As a child I spent many hours with my father's mother; visiting her most days in my preschool years, sick days in elementary school, weekdays after school, Sundays after Mass, Holidays and over-nights whenever I could negotiate them. Gram had her spot at the dining table where all her prayer cards, books and rosaries received her constant attention through out the day.
I remember her helping me to commit to memory The Lord's Prayer and introducing me to St. Anthony. It sounded a little crazy when she told me to ask St. Anthony to help me find a little ring which she had given me and which had promptly gone missing. But I thought it was worth a shot. I remember kneeling on her kitchen floor thinking, "Okay... so... St. Anthony.... could you please help me find my ring...." then, not knowing what to do next, I rested on the floor with my head turned to one side when suddenly my eyes focused on the ring lying amid the dust bunnies under gramma's fridge. Letting out a joyful shriek, I shot my little hand beneath the refrigerator, sprang to my feet with ring in hand and ran to my grandma to give her the miraculous news!
There are too many memories like this to recount for you in a blog, but one more seems important enough to require sharing. As I went through difficulties with friends in grade school, my grandmother would tell me that the children being cruel were just jealous. She taught me to befriend the children who have no friends and that no one was better than anyone else. When I clarified to her that I was sure that the other kids were not
just jealous and that
I was the kid without any friends, she gave me some very special advice, which at the time was difficult but which to this day I treasure. She reminded me that Our Lord was rejected and mistreated and even left friendless in his most distressing hour. She told me to offer up my hurt and to share it with Christ. I couldn't fully understand what that meant then, but I am so grateful for her wisdom and the graces it has produced.
My favorite memories with my mother's parents take place in the winter. The little Idaho town they lived in received feet and feet of snow when we would visit for Christmas. Any of my adult friends who know my cautious nature would be surprised to see me as a child out in the snow covered fields doing what my mom's folks call
Rippin'; riding snow mobiles at what felt to me like top speed, but which I'm sure wasn't, or riding an inner-tube or sled tied by rope to the back of one. All the cousins and Aunts and Uncles, and of course my very youthful grandparents would tare-it-up all day long, return to gramma's house for a meal and head back out and go
Rippin' again.
The snow was so plentiful at my grandparents' house in the winters that Grandpa would hardly have to shovel much to make a snow pile continuous with the roof of their garage, and that was our sledding hill.
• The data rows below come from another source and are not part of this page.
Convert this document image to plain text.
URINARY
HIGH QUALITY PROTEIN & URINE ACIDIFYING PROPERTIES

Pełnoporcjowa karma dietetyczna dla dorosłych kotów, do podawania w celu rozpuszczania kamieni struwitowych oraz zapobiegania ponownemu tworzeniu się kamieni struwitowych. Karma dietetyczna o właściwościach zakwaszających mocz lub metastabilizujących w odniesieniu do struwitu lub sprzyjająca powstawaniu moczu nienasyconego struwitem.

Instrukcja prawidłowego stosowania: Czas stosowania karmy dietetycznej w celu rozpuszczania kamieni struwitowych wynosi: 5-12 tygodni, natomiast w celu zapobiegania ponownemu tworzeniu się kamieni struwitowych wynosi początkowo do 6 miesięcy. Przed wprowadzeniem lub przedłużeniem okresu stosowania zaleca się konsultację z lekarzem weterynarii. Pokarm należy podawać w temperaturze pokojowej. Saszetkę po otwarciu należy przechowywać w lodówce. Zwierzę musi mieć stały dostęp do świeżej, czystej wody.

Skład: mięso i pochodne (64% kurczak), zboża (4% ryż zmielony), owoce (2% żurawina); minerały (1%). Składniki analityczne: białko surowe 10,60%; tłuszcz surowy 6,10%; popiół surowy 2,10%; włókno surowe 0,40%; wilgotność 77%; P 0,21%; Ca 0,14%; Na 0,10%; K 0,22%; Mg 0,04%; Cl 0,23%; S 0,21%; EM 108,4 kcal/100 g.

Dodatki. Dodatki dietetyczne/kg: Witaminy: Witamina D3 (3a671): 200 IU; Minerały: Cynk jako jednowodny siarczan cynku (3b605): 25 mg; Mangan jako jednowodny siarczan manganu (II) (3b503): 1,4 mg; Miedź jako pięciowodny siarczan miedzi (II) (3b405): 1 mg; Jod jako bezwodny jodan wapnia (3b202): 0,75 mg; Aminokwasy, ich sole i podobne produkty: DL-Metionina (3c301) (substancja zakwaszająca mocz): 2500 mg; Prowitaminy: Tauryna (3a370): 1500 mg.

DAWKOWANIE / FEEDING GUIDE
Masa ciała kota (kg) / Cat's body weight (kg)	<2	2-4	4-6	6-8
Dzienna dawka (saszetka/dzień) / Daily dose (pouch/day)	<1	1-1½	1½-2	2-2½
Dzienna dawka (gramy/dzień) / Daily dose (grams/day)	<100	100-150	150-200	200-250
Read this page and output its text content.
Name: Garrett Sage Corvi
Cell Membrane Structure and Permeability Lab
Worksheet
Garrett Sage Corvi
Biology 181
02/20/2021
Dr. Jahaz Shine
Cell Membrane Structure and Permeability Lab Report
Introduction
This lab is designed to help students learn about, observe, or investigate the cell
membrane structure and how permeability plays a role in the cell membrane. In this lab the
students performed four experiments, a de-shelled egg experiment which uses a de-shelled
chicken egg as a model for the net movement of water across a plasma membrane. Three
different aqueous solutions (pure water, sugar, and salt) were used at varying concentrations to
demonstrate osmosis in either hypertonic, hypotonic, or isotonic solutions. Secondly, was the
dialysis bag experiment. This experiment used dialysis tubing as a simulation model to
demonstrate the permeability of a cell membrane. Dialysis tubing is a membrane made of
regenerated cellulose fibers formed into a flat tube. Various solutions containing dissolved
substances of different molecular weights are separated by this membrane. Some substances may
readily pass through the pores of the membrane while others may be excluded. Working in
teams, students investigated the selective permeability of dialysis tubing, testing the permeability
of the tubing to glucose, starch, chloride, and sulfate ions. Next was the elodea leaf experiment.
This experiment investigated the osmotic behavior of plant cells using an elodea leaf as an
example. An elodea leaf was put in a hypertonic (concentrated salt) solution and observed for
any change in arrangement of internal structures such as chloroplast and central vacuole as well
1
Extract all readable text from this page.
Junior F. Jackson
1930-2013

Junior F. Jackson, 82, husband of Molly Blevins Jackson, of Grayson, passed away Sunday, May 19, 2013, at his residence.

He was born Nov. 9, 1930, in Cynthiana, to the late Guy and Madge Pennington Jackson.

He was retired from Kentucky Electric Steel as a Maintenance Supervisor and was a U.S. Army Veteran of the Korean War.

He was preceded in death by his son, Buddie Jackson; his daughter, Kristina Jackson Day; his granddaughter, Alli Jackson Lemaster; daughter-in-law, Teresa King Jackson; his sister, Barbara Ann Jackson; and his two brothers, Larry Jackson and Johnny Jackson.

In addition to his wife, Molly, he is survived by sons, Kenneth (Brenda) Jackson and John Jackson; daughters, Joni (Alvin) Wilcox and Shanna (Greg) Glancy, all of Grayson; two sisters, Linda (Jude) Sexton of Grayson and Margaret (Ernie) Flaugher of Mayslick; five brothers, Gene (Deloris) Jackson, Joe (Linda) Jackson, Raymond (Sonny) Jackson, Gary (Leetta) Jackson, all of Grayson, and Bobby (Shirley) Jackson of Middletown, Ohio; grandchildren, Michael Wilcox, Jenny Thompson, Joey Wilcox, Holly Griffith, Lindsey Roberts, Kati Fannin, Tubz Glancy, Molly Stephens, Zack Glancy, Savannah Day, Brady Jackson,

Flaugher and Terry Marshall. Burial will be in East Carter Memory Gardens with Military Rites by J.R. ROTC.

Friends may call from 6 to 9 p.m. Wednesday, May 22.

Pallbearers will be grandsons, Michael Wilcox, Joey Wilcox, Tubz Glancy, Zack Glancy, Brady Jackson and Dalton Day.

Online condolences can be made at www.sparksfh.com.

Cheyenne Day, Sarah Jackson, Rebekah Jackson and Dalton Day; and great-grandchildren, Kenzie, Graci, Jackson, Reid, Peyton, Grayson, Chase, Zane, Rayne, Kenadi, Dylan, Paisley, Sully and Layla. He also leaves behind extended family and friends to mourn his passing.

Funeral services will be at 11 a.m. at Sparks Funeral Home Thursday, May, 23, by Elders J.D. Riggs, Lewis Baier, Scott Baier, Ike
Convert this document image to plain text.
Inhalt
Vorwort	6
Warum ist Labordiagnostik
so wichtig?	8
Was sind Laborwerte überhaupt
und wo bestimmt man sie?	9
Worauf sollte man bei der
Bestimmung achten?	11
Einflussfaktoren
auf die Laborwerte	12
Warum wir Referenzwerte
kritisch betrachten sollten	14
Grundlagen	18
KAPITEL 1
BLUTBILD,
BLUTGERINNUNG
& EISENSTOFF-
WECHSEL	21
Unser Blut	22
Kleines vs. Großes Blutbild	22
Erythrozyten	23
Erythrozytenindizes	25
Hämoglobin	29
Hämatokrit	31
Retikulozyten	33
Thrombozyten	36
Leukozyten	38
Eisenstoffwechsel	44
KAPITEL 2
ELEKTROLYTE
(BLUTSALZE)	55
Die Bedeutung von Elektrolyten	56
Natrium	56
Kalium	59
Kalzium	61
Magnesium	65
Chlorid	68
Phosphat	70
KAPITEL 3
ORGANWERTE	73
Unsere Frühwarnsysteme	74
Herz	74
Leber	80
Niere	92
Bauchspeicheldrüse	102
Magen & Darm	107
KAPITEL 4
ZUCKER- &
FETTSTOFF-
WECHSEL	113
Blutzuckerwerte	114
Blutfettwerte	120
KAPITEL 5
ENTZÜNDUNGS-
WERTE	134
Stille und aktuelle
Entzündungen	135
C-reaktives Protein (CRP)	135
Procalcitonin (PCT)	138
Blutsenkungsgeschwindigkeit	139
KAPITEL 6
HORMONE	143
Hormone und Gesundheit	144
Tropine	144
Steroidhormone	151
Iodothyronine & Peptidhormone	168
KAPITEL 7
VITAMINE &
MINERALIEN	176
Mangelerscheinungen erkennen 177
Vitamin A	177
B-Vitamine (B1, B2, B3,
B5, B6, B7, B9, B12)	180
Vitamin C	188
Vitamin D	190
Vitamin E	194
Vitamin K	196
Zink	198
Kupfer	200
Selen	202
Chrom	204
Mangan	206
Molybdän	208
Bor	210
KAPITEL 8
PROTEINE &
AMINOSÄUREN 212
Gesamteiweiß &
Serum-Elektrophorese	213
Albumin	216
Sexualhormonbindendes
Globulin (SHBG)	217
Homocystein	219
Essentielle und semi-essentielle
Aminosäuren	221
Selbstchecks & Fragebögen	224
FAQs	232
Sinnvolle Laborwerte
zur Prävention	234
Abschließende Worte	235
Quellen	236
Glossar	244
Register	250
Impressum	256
Later we would dig ice tunnels into the sledding hill to form the coolest fort ever. My mother's family is a playful one and holidays with them are enjoyed to the rhythm of eat play, eat until the wee hours.
My father's father entered into rest when I was only five years old, but I have many fond memories of him and the benefit of his instructing my own father. I remember Grandpa repeatedly reading to me the same two books of mother-goose I always asked for. My favorite poem was of the little girl with the little curl in the middle of her forehead. Whenever I would ask him to take me to the park he would say, "What are grandpa's for?" In the summer he would pretend to argue with me about whether dandelions were weeds or flowers and the correct pronunciation of the words garbage and garage. His legacy certainly lives on in my father and my Uncle Tim. On sleep-overs, I remember my grandpa putting on one of his two robes; red or blue, pouring himself a tall glass of buttermilk filled literally to the brim and pulling the rocking chair closer to the TV to watch
space, spooks and spies as he referred to his favorite genres.
Some of my grandparents have passed and with some we continue to make new memories. My mother's parents love to shower my children with the same affections I remember receiving as a child. My grandpa sends them personalized books with their names inserted as characters. Grandma has been known to make a surprise trip out to see us. Sometimes I think the trip comes as a surprise to her as well.
Whether present physically or in spirit, I thank God for the gift that my grandparents are to me. I know that my departed grandparents are interceding for me now before Almighty God, while those living persevere in prayer for me on Earth.